The current navigation meets the essential needs of a visitor. There’s other goodies like the subscribe page that I’d like people to land on, but I can link to that from relevant parts of blogs and sidebars where necessary. It’s clutter to the new user.
These are the decisions that make any site good; it’s about what’s not there.
Layout
There was a lot of math involved. As I mentioned above, everything on this site relates in some way to the number 29 because that’s the visual significance of a line of text in a paragraph with this font/line size.

Everything’s a 29-ish thing!
One problem I had in previous versions of this site was how to visually separate posts. In the previous version there was a pencil-drawn line. I wasn’t a huge fan, but it worked as a brute force kind of solution.
Another interesting challenge was having different styles for different types of posts, the main example being how I style posts that simply consist of a quote. I don’t want these posts to have a headline on when viewed with others on the blog pages, I simply want the quote to feel like its own stand-alone unit. But the headlines are a huge part of the visual separation between posts. So, I lose that identifier. What to do here?

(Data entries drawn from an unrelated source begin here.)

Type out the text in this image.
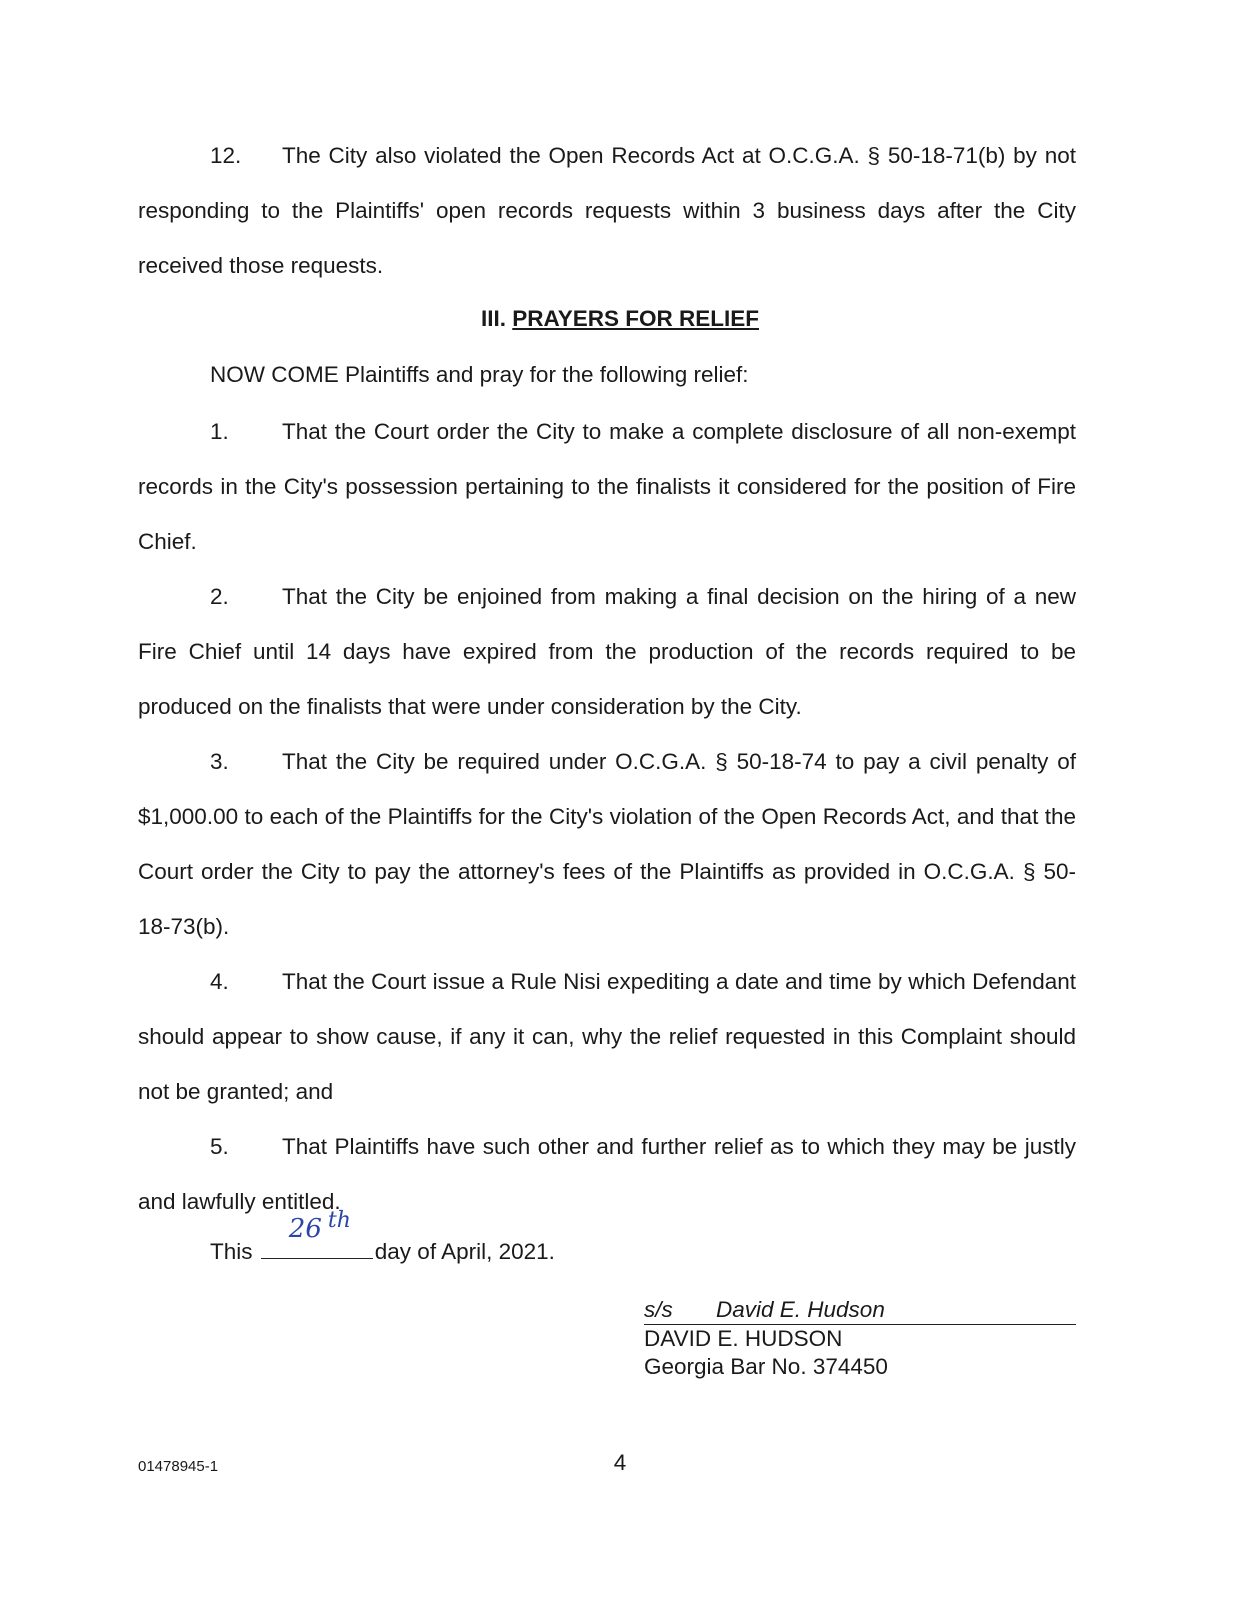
12. The City also violated the Open Records Act at O.C.G.A. § 50-18-71(b) by not responding to the Plaintiffs' open records requests within 3 business days after the City received those requests.

III. PRAYERS FOR RELIEF
NOW COME Plaintiffs and pray for the following relief:

1. That the Court order the City to make a complete disclosure of all non-exempt records in the City's possession pertaining to the finalists it considered for the position of Fire Chief.

2. That the City be enjoined from making a final decision on the hiring of a new Fire Chief until 14 days have expired from the production of the records required to be produced on the finalists that were under consideration by the City.

3. That the City be required under O.C.G.A. § 50-18-74 to pay a civil penalty of $1,000.00 to each of the Plaintiffs for the City's violation of the Open Records Act, and that the Court order the City to pay the attorney's fees of the Plaintiffs as provided in O.C.G.A. § 50-18-73(b).

4. That the Court issue a Rule Nisi expediting a date and time by which Defendant should appear to show cause, if any it can, why the relief requested in this Complaint should not be granted; and

5. That Plaintiffs have such other and further relief as to which they may be justly and lawfully entitled.

This
26 $^{th}$
day of April, 2021.
s/s David E. Hudson
DAVID E. HUDSON
Georgia Bar No. 374450
01478945-1	4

I opted for a small piece of post information on the left of each post. The subdued post-info is the only thing in that left-most column, you don’t even need to focus and make sense of the blocks of text there to realize there’s something new starting.
I fought against this kind of look because it’s so common Tumblrs and I don’t wear smart glasses, but it proved to be the right solution to the “visually separating multiple post types” problem.
Responsiveness
For anyone who’s not familiar: responsive websites adapt to the screen they’re being viewed on. You can go ahead and shrink your browser window or view this site on an iPad or phone and see how the content adapts to the viewing experience.

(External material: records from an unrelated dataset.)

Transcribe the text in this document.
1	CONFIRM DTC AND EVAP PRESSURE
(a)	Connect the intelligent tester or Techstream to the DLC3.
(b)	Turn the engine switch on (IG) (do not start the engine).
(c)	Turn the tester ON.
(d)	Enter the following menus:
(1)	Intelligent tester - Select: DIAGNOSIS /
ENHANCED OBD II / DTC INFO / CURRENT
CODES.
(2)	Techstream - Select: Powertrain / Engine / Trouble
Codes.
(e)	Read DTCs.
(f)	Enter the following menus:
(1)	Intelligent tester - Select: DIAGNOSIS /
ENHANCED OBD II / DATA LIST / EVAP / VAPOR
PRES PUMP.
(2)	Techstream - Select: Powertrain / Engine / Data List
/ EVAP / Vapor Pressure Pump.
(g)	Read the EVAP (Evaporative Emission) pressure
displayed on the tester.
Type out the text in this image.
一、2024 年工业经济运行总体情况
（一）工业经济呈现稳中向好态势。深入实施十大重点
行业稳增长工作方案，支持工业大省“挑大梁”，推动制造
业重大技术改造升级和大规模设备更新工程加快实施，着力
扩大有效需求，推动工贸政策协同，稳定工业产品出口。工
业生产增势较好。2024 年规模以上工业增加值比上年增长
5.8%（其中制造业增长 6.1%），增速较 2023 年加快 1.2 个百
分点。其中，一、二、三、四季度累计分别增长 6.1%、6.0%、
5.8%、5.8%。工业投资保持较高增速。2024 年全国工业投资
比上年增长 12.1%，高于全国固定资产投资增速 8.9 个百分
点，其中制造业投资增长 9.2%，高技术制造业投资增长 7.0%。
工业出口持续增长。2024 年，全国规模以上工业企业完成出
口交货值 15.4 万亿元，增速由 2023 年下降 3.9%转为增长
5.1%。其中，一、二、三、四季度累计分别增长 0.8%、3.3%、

Part of me feels like there’s nothing broken in an unresponsive site. I can zoom in on my iPhone and see what I need to about the site, content, etc. In some situations that’s what I want when I land on a site.

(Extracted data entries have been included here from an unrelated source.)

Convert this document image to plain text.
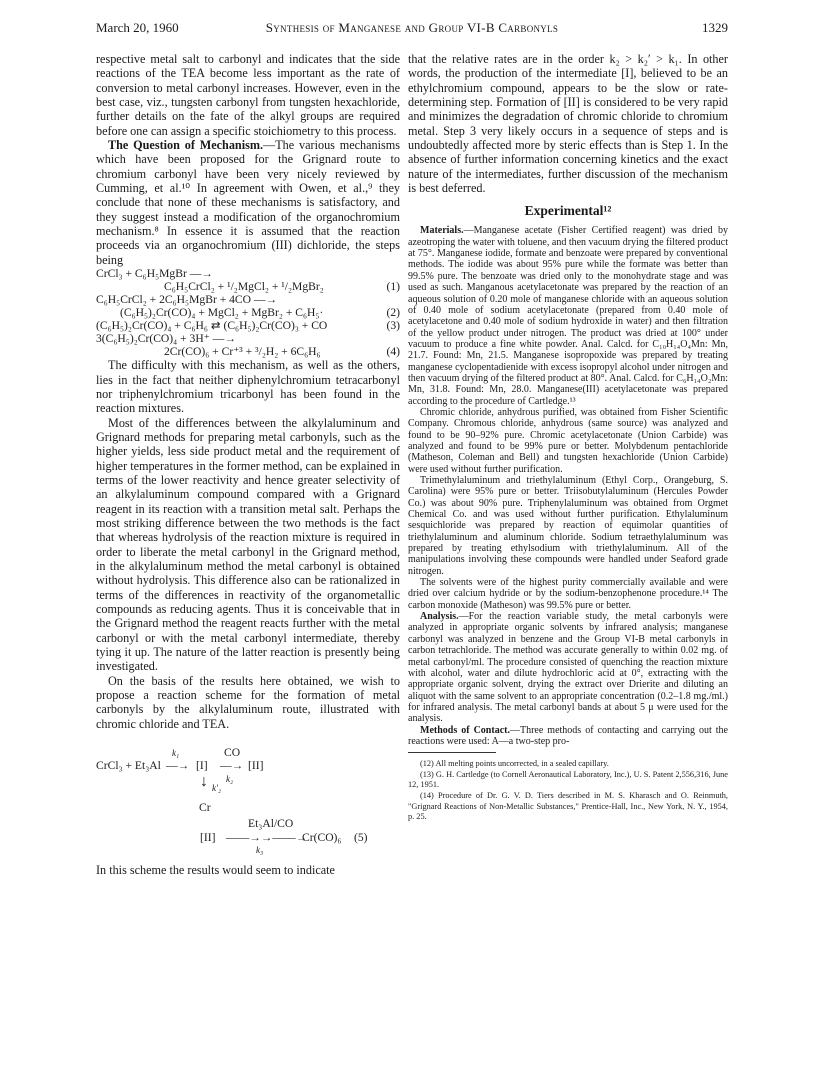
March 20, 1960	Synthesis of Manganese and Group VI-B Carbonyls	1329

respective metal salt to carbonyl and indicates that the side reactions of the TEA become less important as the rate of conversion to metal carbonyl increases. However, even in the best case, viz., tungsten carbonyl from tungsten hexachloride, further details on the fate of the alkyl groups are required before one can assign a specific stoichiometry to this process.

The Question of Mechanism.—The various mechanisms which have been proposed for the Grignard route to chromium carbonyl have been very nicely reviewed by Cumming, et al.¹⁰ In agreement with Owen, et al.,⁹ they conclude that none of these mechanisms is satisfactory, and they suggest instead a modification of the organochromium mechanism.⁸ In essence it is assumed that the reaction proceeds via an organochromium (III) dichloride, the steps being

CrCl₃ + C₆H₅MgBr —→
C₆H₅CrCl₂ + ¹/₂MgCl₂ + ¹/₂MgBr₂	(1)
C₆H₅CrCl₂ + 2C₆H₅MgBr + 4CO —→
(C₆H₅)₂Cr(CO)₄ + MgCl₂ + MgBr₂ + C₆H₅·	(2)
(C₆H₅)₂Cr(CO)₄ + C₆H₆ ⇄ (C₆H₅)₂Cr(CO)₃ + CO	(3)
3(C₆H₅)₂Cr(CO)₄ + 3H⁺ —→
2Cr(CO)₆ + Cr⁺³ + ³/₂H₂ + 6C₆H₆	(4)

The difficulty with this mechanism, as well as the others, lies in the fact that neither diphenylchromium tetracarbonyl nor triphenylchromium tricarbonyl has been found in the reaction mixtures.

Most of the differences between the alkylaluminum and Grignard methods for preparing metal carbonyls, such as the higher yields, less side product metal and the requirement of higher temperatures in the former method, can be explained in terms of the lower reactivity and hence greater selectivity of an alkylaluminum compound compared with a Grignard reagent in its reaction with a transition metal salt. Perhaps the most striking difference between the two methods is the fact that whereas hydrolysis of the reaction mixture is required in order to liberate the metal carbonyl in the Grignard method, in the alkylaluminum method the metal carbonyl is obtained without hydrolysis. This difference also can be rationalized in terms of the differences in reactivity of the organometallic compounds as reducing agents. Thus it is conceivable that in the Grignard method the reagent reacts further with the metal carbonyl or with the metal carbonyl intermediate, thereby tying it up. The nature of the latter reaction is presently being investigated.

On the basis of the results here obtained, we wish to propose a reaction scheme for the formation of metal carbonyls by the alkylaluminum route, illustrated with chromic chloride and TEA.

CrCl₃ + Et₃Al
k₁
—→ [I]
CO
—→
k₂
[II]
↓ k′₂
Cr
Et₃Al/CO
[II] ——→→——→
k₃
Cr(CO)₆ (5)

In this scheme the results would seem to indicate

that the relative rates are in the order k₂ > k₂′ > k₁. In other words, the production of the intermediate [I], believed to be an ethylchromium compound, appears to be the slow or rate-determining step. Formation of [II] is considered to be very rapid and minimizes the degradation of chromic chloride to chromium metal. Step 3 very likely occurs in a sequence of steps and is undoubtedly affected more by steric effects than is Step 1. In the absence of further information concerning kinetics and the exact nature of the intermediates, further discussion of the mechanism is best deferred.

Experimental¹²

Materials.—Manganese acetate (Fisher Certified reagent) was dried by azeotroping the water with toluene, and then vacuum drying the filtered product at 75°. Manganese iodide, formate and benzoate were prepared by conventional methods. The iodide was about 95% pure while the formate was better than 99.5% pure. The benzoate was dried only to the monohydrate stage and was used as such. Manganous acetylacetonate was prepared by the reaction of an aqueous solution of 0.20 mole of manganese chloride with an aqueous solution of 0.40 mole of sodium acetylacetonate (prepared from 0.40 mole of acetylacetone and 0.40 mole of sodium hydroxide in water) and then filtration of the yellow product under nitrogen. The product was dried at 100° under vacuum to produce a fine white powder. Anal. Calcd. for C₁₀H₁₄O₄Mn: Mn, 21.7. Found: Mn, 21.5. Manganese isopropoxide was prepared by treating manganese cyclopentadienide with excess isopropyl alcohol under nitrogen and then vacuum drying of the filtered product at 80°. Anal. Calcd. for C₆H₁₄O₂Mn: Mn, 31.8. Found: Mn, 28.0. Manganese(III) acetylacetonate was prepared according to the procedure of Cartledge.¹³

Chromic chloride, anhydrous purified, was obtained from Fisher Scientific Company. Chromous chloride, anhydrous (same source) was analyzed and found to be 90–92% pure. Chromic acetylacetonate (Union Carbide) was analyzed and found to be 99% pure or better. Molybdenum pentachloride (Matheson, Coleman and Bell) and tungsten hexachloride (Union Carbide) were used without further purification.

Trimethylaluminum and triethylaluminum (Ethyl Corp., Orangeburg, S. Carolina) were 95% pure or better. Triisobutylaluminum (Hercules Powder Co.) was about 90% pure. Triphenylaluminum was obtained from Orgmet Chemical Co. and was used without further purification. Ethylaluminum sesquichloride was prepared by reaction of equimolar quantities of triethylaluminum and aluminum chloride. Sodium tetraethylaluminum was prepared by treating ethylsodium with triethylaluminum. All of the manipulations involving these compounds were handled under Seaford grade nitrogen.

The solvents were of the highest purity commercially available and were dried over calcium hydride or by the sodium-benzophenone procedure.¹⁴ The carbon monoxide (Matheson) was 99.5% pure or better.

Analysis.—For the reaction variable study, the metal carbonyls were analyzed in appropriate organic solvents by infrared analysis; manganese carbonyl was analyzed in benzene and the Group VI-B metal carbonyls in carbon tetrachloride. The method was accurate generally to within 0.02 mg. of metal carbonyl/ml. The procedure consisted of quenching the reaction mixture with alcohol, water and dilute hydrochloric acid at 0°, extracting with the appropriate organic solvent, drying the extract over Drierite and diluting an aliquot with the same solvent to an appropriate concentration (0.2–1.8 mg./ml.) for infrared analysis. The metal carbonyl bands at about 5 μ were used for the analysis.

Methods of Contact.—Three methods of contacting and carrying out the reactions were used: A—a two-step pro-

(12) All melting points uncorrected, in a sealed capillary.

(13) G. H. Cartledge (to Cornell Aeronautical Laboratory, Inc.), U. S. Patent 2,556,316, June 12, 1951.

(14) Procedure of Dr. G. V. D. Tiers described in M. S. Kharasch and O. Reinmuth, "Grignard Reactions of Non-Metallic Substances," Prentice-Hall, Inc., New York, N. Y., 1954, p. 25.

However, this responsive thing is very fun. It is also important. It’s fun because it can be like a puzzle. How should the homepage image, text, and signup form respond when a user visits on a smaller viewport? There’s a lot to play around with there. And those decisions can make a difference in how users behave on your site. That’s important. What’s also important is something something mobile web is more popular than desktop in 3 years, something statistics, something something truthiness. The mobile experience matters.
Right now the responsive stuff is especially cool because it shows you care and are capable. I care about visitors who view this site, so I want give them a good experience with a cherry on top no matter what they’re viewing on. I’m capable of doing that.
Conclusion
So, that’s the site I’ve created. There’s more to tell, but you’ve stopped reading already. Ultimately the best thing about this site (and your own) is the content. I have some great lil’ bits of content here. It’s important to me, in a zen kind of way, to be thoughtful and care about how I do that… to the greater end that my ego is stroked and loneliness averted and mania reigns supreme OMFG LMAO!


{ 6 comments… read them below or add one }
Well good grief.
What, the font size is not in points? (just messin’ with ya ;) )
Looks awesome Chase. But Jezuss Crise man, quit the yappin’ and just ship the damn thing. (Oh. I guess you did that. Telling my “dad” voice to STFU.)
Thanks guys, you’re a couple of real peaches!
Ku. Dos.
Love the design man. Can’t believe the cool wiggle effect in the logo didn’t get a mention. ;-)
Sexification station. Bookmarking your typography page cuz i’s lazy.